Omid’s wife had previously complained about the delay in medical treatment for her husband, blaming Australia’s officials.

The recognized refugee was taken to the Republic of Nauru’s hospital before being airlifted out almost a day later.

“Staff in Nauru hospital couldn’t help Omid in any way because they were unequipped,” his wife told the Guardian Australia. “A lack of proper equipment and facilities was the reason that staff couldn’t help and treat Omid in the Nauru hospital.”

She added that it took two hours for a doctor from the International International Health and Medical Services to arrive and treat him, while emphasizing that he was not given intravenous pain relief.

Protesters from the Refugee Action Coalition hold placards during a demonstration outside the offices of the Australian Government Department of Immigration and Border Protection in Sydney, Australia, April 29, 2016. | Reuters
 

 On Friday, protests gathered in Sydney to demand 850 asylum seekers detained on Papua New Guinea's Manus Island be sent to Australia. The demonstrations come just days after Papua New Guinea’s Supreme Court found the detention centers in Manus island to be illegal and the government announced plans to close the centers.

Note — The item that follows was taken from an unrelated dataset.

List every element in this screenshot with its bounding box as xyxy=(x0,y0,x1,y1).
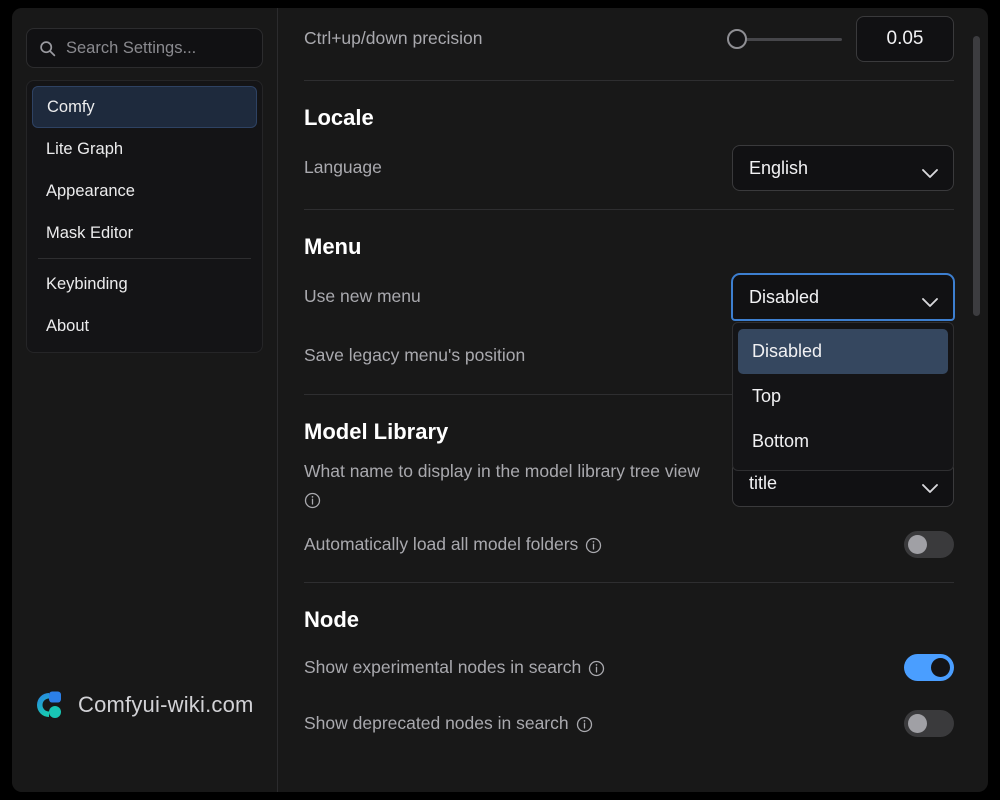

"I think we should bring them here and process them here. The suicides, the destruction of their mental health from incarceration with nowhere to go and no hope and no future, that's wrong,” said protester Joe McDonald. “That's not Australian, that's not what we stand for. We should be bringing them here and helping them sort out a new life for themselves."

"And I just am shocked and horrified to think that we are actually reverting to the situation when we had the White Australia Policy, and we now hide our heads over that one. We're shocked to remember it, but we're doing it again," said Joanna Van Kool, another protester.

The news of Omid’s death comes as refugee human rights group say at least five others attempted suicides occurred around the same time, with Friday reports saying that two people had been arrested for attempting suicide, which has been deemed a crime on Nauru.